Vielmehr ist die 2-Jahresfrist bereits abgelaufen und von einer Anrechnung der Gebühren war abzusehen."

Der Beklagte hat beantragt, den Beschluss dahingehend zu ergänzen, dass die Kosten des Erinnerungsverfahrens der Klägerin auferlegt werden. Mit Beschluss vom 21.05.2019 wurden der Klägerin die Kosten des Erinnerungsverfahrens auferlegt und der Streitwert für das Erinnerungsverfahren festgesetzt.

Gegen den Abhilfebeschluss hat die Klägerin Beschwerde und hilfsweise Erinnerung eingelegt, welcher von der zuständigen Rechtspflegerin am 21.05.2019 nicht abgeholfen wurde. Begründet wurde das Rechtsmittel damit, dass eine tatsächliche Erledigung nicht eingetreten sei. Bei einem Ruhen des Verfahrens entstehe nach der Rechtsprechung des BayVGH, NJW 2015, 648 kein neuer Gebührenanspruch. Die Akte wurde dem zuständigen Richter vorgelegt, der am 18.06.2019 sie dem Landgericht Frankenthal vorlegte.

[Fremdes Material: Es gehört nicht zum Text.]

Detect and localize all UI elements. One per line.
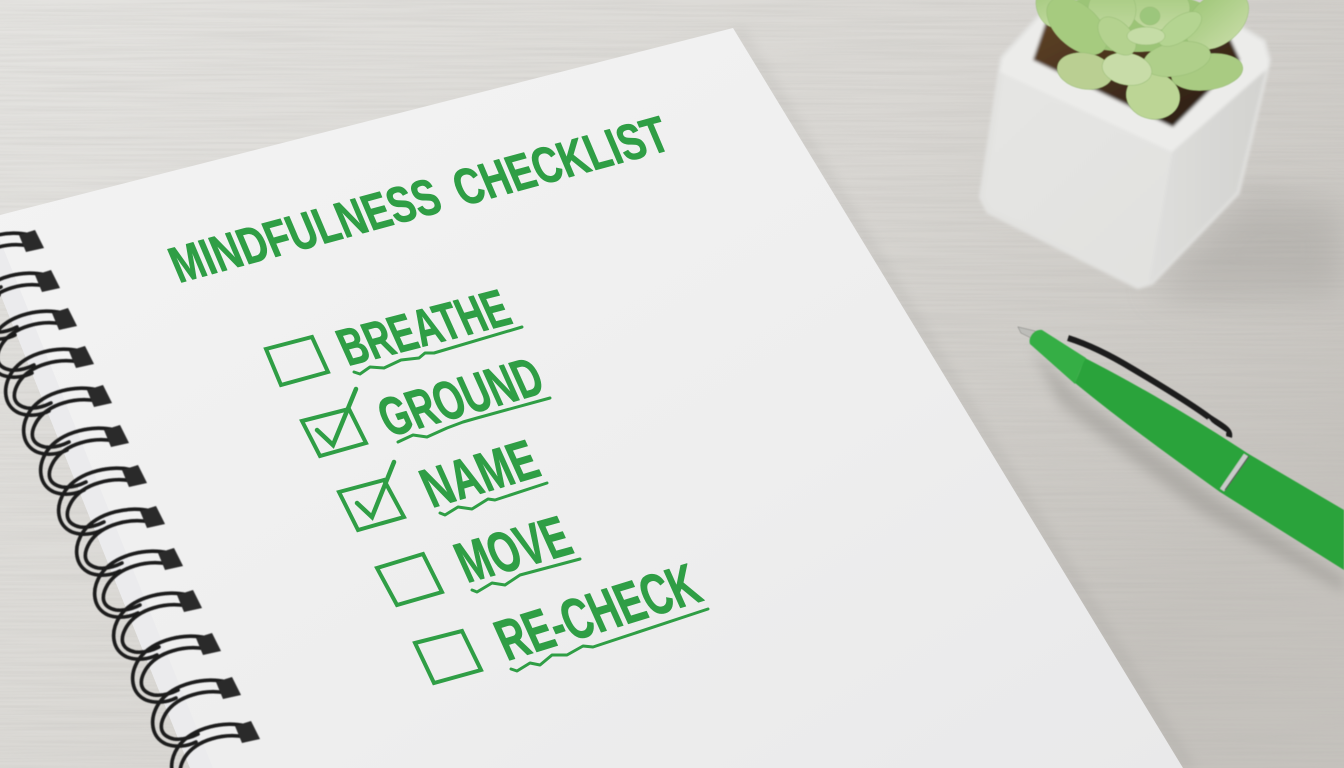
- spiral binding: [0, 230, 260, 768]
- succulent in white pot: [982, 0, 1268, 286]
- pen ring: [1222, 455, 1246, 490]
- pot: [982, 17, 1268, 286]
- pen tip: [1018, 327, 1035, 339]
- notebook shadow: [733, 28, 1195, 768]
- item: name: NAME: [411, 429, 549, 520]
- item: move: [377, 505, 581, 605]
- item: re-check: [415, 553, 711, 683]
- succulent leaves: [1031, 0, 1260, 124]
- item: name: [339, 429, 549, 530]
- pen nose: [1030, 330, 1086, 384]
- item: re-check: RE-CHECK: [486, 553, 711, 673]
- spine strip: [0, 240, 213, 768]
- item: ground: GROUND: [368, 345, 553, 448]
- title: MINDFULNESS CHECKLIST: [161, 106, 678, 294]
- checklist: [266, 279, 711, 683]
- item: ground: [302, 345, 553, 456]
- pen body: [1075, 358, 1344, 570]
- item: breathe: BREATHE: [328, 279, 519, 377]
- pen shadow: [1030, 345, 1344, 592]
- item: breathe: [266, 279, 522, 385]
- green pen: [1018, 327, 1344, 570]
- item: move: MOVE: [446, 505, 581, 595]
- pot shadow: [1150, 190, 1344, 300]
- pen clip: [1068, 338, 1229, 437]
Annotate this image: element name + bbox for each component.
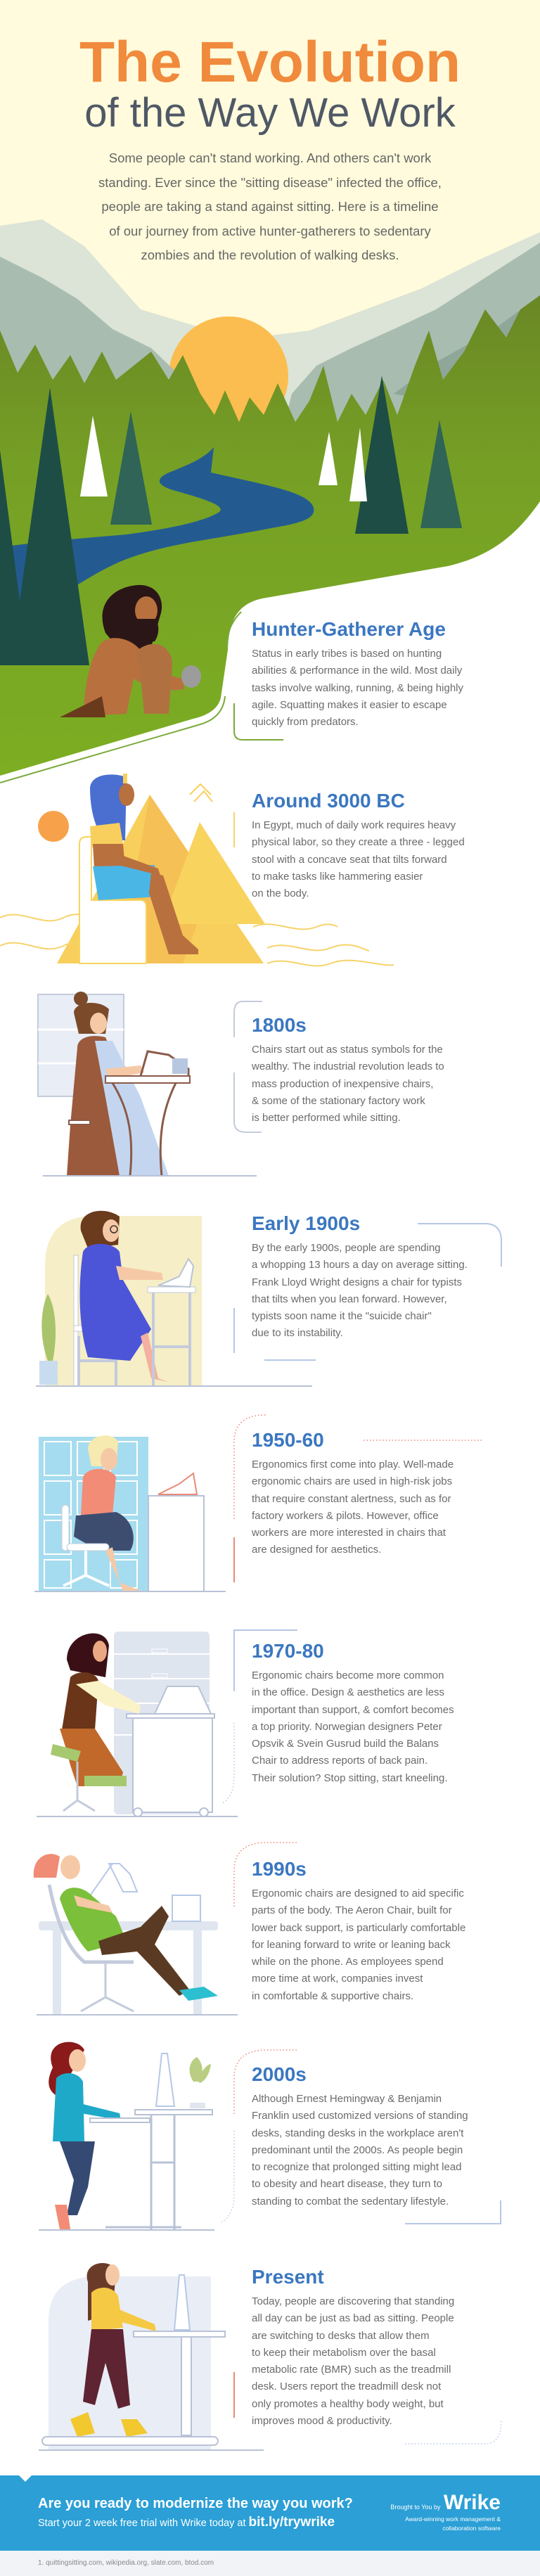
section: 1800s: is better performed while sitting. bbox=[252, 1112, 401, 1124]
section: early 1900s: By the early 1900s, people are spending bbox=[252, 1242, 441, 1254]
section: present: Today, people are discovering that standing bbox=[252, 2295, 454, 2307]
section: early 1900s: Frank Lloyd Wright designs a chair for typists bbox=[252, 1276, 462, 1288]
section: early 1900s: that tilts when you lean forward. However, bbox=[252, 1293, 447, 1305]
section: 1990s: in comfortable & supportive chairs. bbox=[252, 1990, 413, 2002]
intro paragraph: zombies and the revolution of walking desks. bbox=[141, 248, 399, 262]
hunter gatherer figure bbox=[60, 585, 201, 717]
section: around 3000 BC: Around 3000 BC bbox=[252, 790, 405, 812]
section: 1970-80: a top priority. Norwegian designers Peter bbox=[252, 1721, 442, 1733]
section: 1950-60: ergonomic chairs are used in high-risk jobs bbox=[252, 1475, 452, 1487]
bracket: hunter bbox=[226, 611, 283, 741]
section: 1990s bbox=[252, 1858, 465, 2002]
section: 1970-80: Ergonomic chairs become more common bbox=[252, 1670, 444, 1681]
section: around 3000 BC: stool with a concave seat that tilts forward bbox=[252, 854, 447, 866]
section: 2000s: predominant until the 2000s. As people begin bbox=[252, 2144, 463, 2156]
section: 1800s: 1800s bbox=[252, 1014, 307, 1036]
section: 2000s: Although Ernest Hemingway & Benjamin bbox=[252, 2093, 442, 2105]
section: early 1900s: Early 1900s bbox=[252, 1212, 360, 1234]
section: 1800s: wealthy. The industrial revolution leads to bbox=[252, 1060, 444, 1072]
section: present: desk. Users report the treadmill desk not bbox=[252, 2380, 441, 2392]
section: hunter-gatherer age: quickly from predators. bbox=[252, 716, 359, 728]
sources footer: 1. quittingsitting.com, wikipedia.org, slate.com, btod.com bbox=[38, 2559, 214, 2567]
section: 1990s: parts of the body. The Aeron Chair, built for bbox=[252, 1904, 452, 1916]
section: hunter-gatherer age: Hunter-Gatherer Age bbox=[252, 618, 446, 640]
section: present: metabolic rate (BMR) such as the treadmill bbox=[252, 2364, 451, 2376]
section: present: improves mood & productivity. bbox=[252, 2415, 392, 2427]
section: around 3000 BC: physical labor, so they create a three - legged bbox=[252, 836, 465, 848]
section: present bbox=[252, 2266, 454, 2427]
cta heading: Are you ready to modernize the way you work? bbox=[38, 2496, 353, 2511]
section: around 3000 BC: to make tasks like hammering easier bbox=[252, 871, 423, 883]
bracket: 1800s bbox=[233, 1001, 262, 1133]
bracket: 1990s bbox=[233, 1842, 297, 1907]
section: 1800s: Chairs start out as status symbols for the bbox=[252, 1044, 443, 1056]
section: 1990s: for leaning forward to write or leaning back bbox=[252, 1939, 451, 1951]
intro paragraph: of our journey from active hunter-gatherers to sedentary bbox=[109, 224, 431, 238]
section: 1970-80: 1970-80 bbox=[252, 1640, 324, 1662]
section: 1800s bbox=[252, 1014, 444, 1124]
section: 1970-80: Chair to address reports of back pain. bbox=[252, 1755, 428, 1767]
sun bbox=[169, 316, 288, 436]
section: 1950-60: Ergonomics first come into play. Well-made bbox=[252, 1459, 454, 1470]
bracket: 3000 BC bbox=[233, 812, 235, 847]
intro paragraph bbox=[98, 150, 442, 262]
section: 1970-80: Opsvik & Svein Gusrud build the Balans bbox=[252, 1738, 439, 1750]
illustration: 2000s bbox=[39, 2042, 214, 2231]
section: 1970-80 bbox=[252, 1640, 454, 1784]
section: 1950-60: that require constant alertness, such as for bbox=[252, 1493, 451, 1505]
section: around 3000 BC: In Egypt, much of daily work requires heavy bbox=[252, 819, 456, 831]
section: 2000s: 2000s bbox=[252, 2063, 307, 2085]
section: hunter-gatherer age bbox=[252, 618, 463, 728]
section: early 1900s: a whopping 13 hours a day on average sitting. bbox=[252, 1259, 468, 1271]
section: early 1900s bbox=[252, 1212, 468, 1339]
section: around 3000 BC: on the body. bbox=[252, 887, 309, 899]
illustration: 1990s bbox=[34, 1854, 238, 2016]
intro paragraph: Some people can't stand working. And others can't work bbox=[109, 150, 431, 165]
section: early 1900s: typists soon name it the "suicide chair" bbox=[252, 1310, 432, 1322]
call to action band bbox=[0, 2475, 540, 2551]
bracket: present bbox=[233, 2372, 502, 2444]
cta sub text: Start your 2 week free trial with Wrike today at bit.ly/trywrike bbox=[38, 2515, 335, 2530]
section: 1990s: Ergonomic chairs are designed to aid specific bbox=[252, 1888, 464, 1899]
brand block: Brought to You by Wrike bbox=[390, 2491, 501, 2514]
header background and landscape bbox=[0, 0, 540, 783]
illustration: 1970-80 bbox=[37, 1632, 238, 1817]
section: 1990s: lower back support, is particularly comfortable bbox=[252, 1922, 465, 1934]
mid mountains bbox=[0, 243, 540, 436]
section: 1950-60: 1950-60 bbox=[252, 1429, 324, 1451]
intro paragraph: people are taking a stand against sitting. Here is a timeline bbox=[101, 199, 439, 214]
trees bbox=[0, 376, 462, 665]
section: 2000s: Franklin used customized versions of standing bbox=[252, 2110, 468, 2122]
notch bbox=[19, 2475, 32, 2482]
section: present: are switching to desks that allow them bbox=[252, 2330, 430, 2342]
illustration: 1950-60 bbox=[34, 1435, 226, 1592]
section: present: only promotes a healthy body weight, but bbox=[252, 2398, 444, 2410]
bracket: early 1900s bbox=[233, 1223, 502, 1361]
section: 2000s: to obesity and heart disease, they turn to bbox=[252, 2178, 442, 2190]
section: 1990s: more time at work, companies invest bbox=[252, 1973, 423, 1985]
section: present: to keep their metabolism over the basal bbox=[252, 2347, 436, 2359]
section: 1950-60: factory workers & pilots. However, office bbox=[252, 1510, 439, 1522]
section: 1990s: while on the phone. As employees spend bbox=[252, 1956, 444, 1968]
bracket: 2000s bbox=[221, 2049, 501, 2224]
section: 1950-60: are designed for aesthetics. bbox=[252, 1544, 381, 1556]
section: hunter-gatherer age: tasks involve walking, running, & being highly bbox=[252, 682, 463, 694]
illustration: egypt bbox=[0, 774, 394, 966]
section: 2000s: to recognize that prolonged sitting might lead bbox=[252, 2161, 462, 2173]
section: hunter-gatherer age: agile. Squatting makes it easier to escape bbox=[252, 699, 447, 711]
white curve bbox=[0, 501, 540, 795]
section: 1950-60 bbox=[252, 1429, 454, 1556]
section: around 3000 BC bbox=[252, 790, 465, 899]
illustration: 1800s bbox=[37, 992, 257, 1177]
section: hunter-gatherer age: abilities & performance in the wild. Most daily bbox=[252, 665, 462, 677]
section: present: Present bbox=[252, 2266, 324, 2288]
subtitle: of the Way We Work bbox=[84, 90, 456, 136]
section: early 1900s: due to its instability. bbox=[252, 1327, 343, 1339]
section: 2000s bbox=[252, 2063, 468, 2207]
section: present: all day can be just as bad as sitting. People bbox=[252, 2312, 454, 2324]
section: hunter-gatherer age: Status in early tribes is based on hunting bbox=[252, 648, 442, 660]
sources footer bbox=[0, 2551, 540, 2576]
far mountains bbox=[0, 219, 540, 492]
illustration: early 1900s bbox=[36, 1211, 312, 1387]
brand block: Award-winning work management & bbox=[405, 2516, 501, 2523]
brand block bbox=[390, 2491, 501, 2532]
section: 2000s: desks, standing desks in the workplace aren't bbox=[252, 2127, 463, 2139]
intro paragraph: standing. Ever since the "sitting disease" infected the office, bbox=[98, 174, 442, 190]
section: 1970-80: important than support, & comfort becomes bbox=[252, 1704, 454, 1716]
section: 2000s: standing to combat the sedentary lifestyle. bbox=[252, 2196, 449, 2207]
section: 1970-80: Their solution? Stop sitting, start kneeling. bbox=[252, 1772, 447, 1784]
section: 1800s: mass production of inexpensive chairs, bbox=[252, 1078, 433, 1090]
brand block: collaboration software bbox=[442, 2525, 501, 2532]
bracket: 1950-60 bbox=[233, 1414, 482, 1582]
section: 1990s: 1990s bbox=[252, 1858, 307, 1880]
section: 1950-60: workers are more interested in chairs that bbox=[252, 1527, 446, 1539]
title: The Evolution bbox=[79, 30, 461, 94]
bracket: 1970-80 bbox=[223, 1629, 297, 1803]
section: 1970-80: in the office. Design & aesthetics are less bbox=[252, 1686, 444, 1698]
section: 1800s: & some of the stationary factory work bbox=[252, 1095, 425, 1107]
river bbox=[0, 447, 314, 631]
illustration: present bbox=[39, 2263, 264, 2451]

Das Landgericht Frankenthal (1 T 147/19) hat am 27.06.2019 die Beschwerde der Klägerin verworfen, weil der Wert von 200 € nicht erreicht sei. Allein die hilfsweise eingelegte Erinnerung sei statthaft. Wenn die Rechtspflegerin der Erinnerung nicht abhelfen sollte, wäre das Verfahren gemäß § 11 Absatz 2 Satz 5 und 6 RPflG dem Richter der Ausgangsentscheidung zur Entscheidung vorzulegen.

II.

1. Die Erinnerung ist zulässig.

Eine rechtskräftige Entscheidung liegt durch die Entscheidung des Landgerichts nicht vor. Das Landgericht war für die Entscheidung nicht zuständig. Bei Unzulässigkeit einer sofortigen Beschwerde nach § 567 Abs. 2 ZPO, weil die Mindestbeschwerdesumme von 200 € nicht erreicht ist, ist gemäß § 11 Abs. 2 RPflG die Erinnerung als Rechtsbehelf gegeben (OLG Düsseldorf, NJW-RR 2012, 446). Die zuständige Rechtspflegerin hat die Erinnerung folgerichtig dem Richter vorgelegt, der allerdings die Sache dem Beschwerdegericht vorlegte. Die Vorlage der Sache war nicht gerechtfertigt (OLG Düsseldorf, NJW-RR 2012, 446; LG Köln, Beschluss vom 21. Januar 2016 - 6 T 17/16, juris). Eine sofortige Beschwerde ist aber gegen den angegriffenen Beschluss gem. § 567 Abs. 2 ZPO nicht zulässig, da sie sich gegen eine Entscheidung über Kosten richtet und der Wert des Beschwerdegegenstandes 200 EUR nicht übersteigt. Richtig wäre es deshalb gewesen, das Rechtsmittel als Erinnerung auszulegen.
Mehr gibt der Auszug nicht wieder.